Dad blowing with his three grandchildren getting ready to blow out a pre-birthday candle.
Dad blowing with his three grandchildren getting ready to blow out a pre-birthday candle.

Dad became a grandpa when my niece Katie was born, he waited 74 years.  Two years later a second granddaughter, Jenny was born.  Bob and I immediately noticed he was different as a grandfather than he was as a father.  This wasn’t our strict old-school father, he was a doting grandpa.  He adored his granddaughters spoiling them like our grandmother spoiled us but one thing was missing—a grandson.

Dad holding Cristian.

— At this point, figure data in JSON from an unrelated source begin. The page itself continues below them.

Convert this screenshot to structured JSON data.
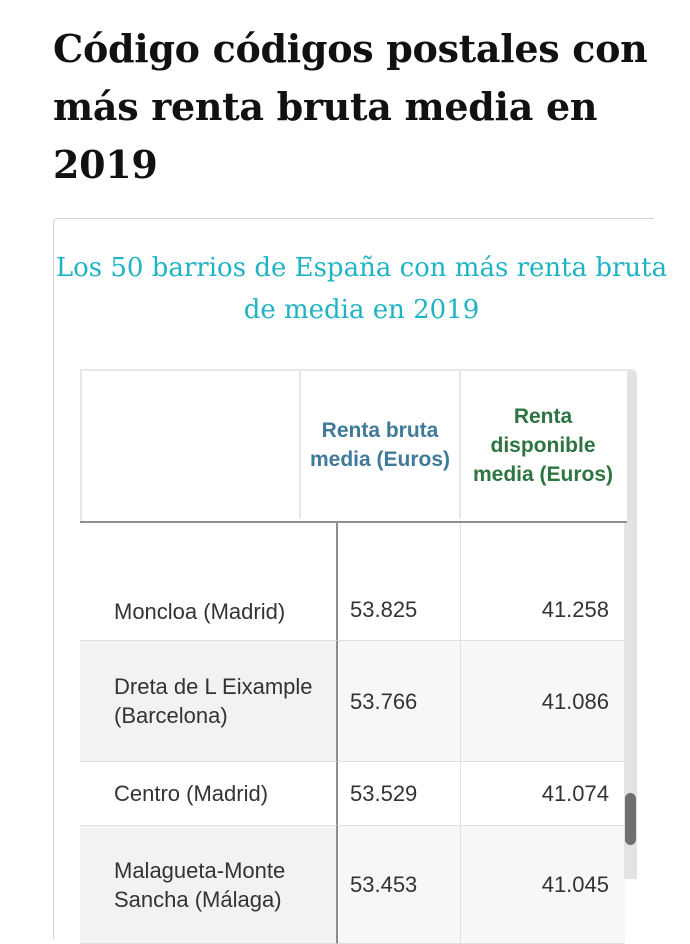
{
  "article": {
    "title": "Código códigos postales con más renta bruta media en 2019"
  },
  "chart": {
    "title": "Los 50 barrios de España con más renta bruta de media en 2019",
    "title_color": "#1fb3c4"
  },
  "table": {
    "headers": {
      "name": "",
      "bruta": "Renta bruta media (Euros)",
      "disponible": "Renta disponible media (Euros)"
    },
    "header_colors": {
      "bruta": "#3f7a9a",
      "disponible": "#2e7440"
    },
    "rows": [
      {
        "name": "Moncloa (Madrid)",
        "bruta": "53.825",
        "disponible": "41.258"
      },
      {
        "name": "Dreta de L Eixample (Barcelona)",
        "bruta": "53.766",
        "disponible": "41.086"
      },
      {
        "name": "Centro (Madrid)",
        "bruta": "53.529",
        "disponible": "41.074"
      },
      {
        "name": "Malagueta-Monte Sancha (Málaga)",
        "bruta": "53.453",
        "disponible": "41.045"
      }
    ]
  }
}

He was the best gift I could have given him.
Dad holding Cristian. He was the best gift I could have given him.

Collecting thoughts for this post I realized we have more in common than I originally thought.  Besides being engaging storytellers, we are both the youngest child, share a sarcastic sense of humor and posses a stubborn streak.  Don’t believe me ask my Mom or Esther.  We also are the child who moved the family name forward another generation.

Dad doesn’t like receiving gifts, Christmas, Birthday, Father’s Day—his response is always the same.  Why did you have to get me that?  So last year on his birthday, I gave him a gift he could appreciate, I told him, the grandchild we were expecting was a boy.  Words weren’t necessary, the Kool-Aid grin on his face spoke volumes.

That memory is special but it’s no longer my most precious, it was replaced when I placed Cristian in his arms the first time.  Seeing his smiling face I truly understood how special a gift it was.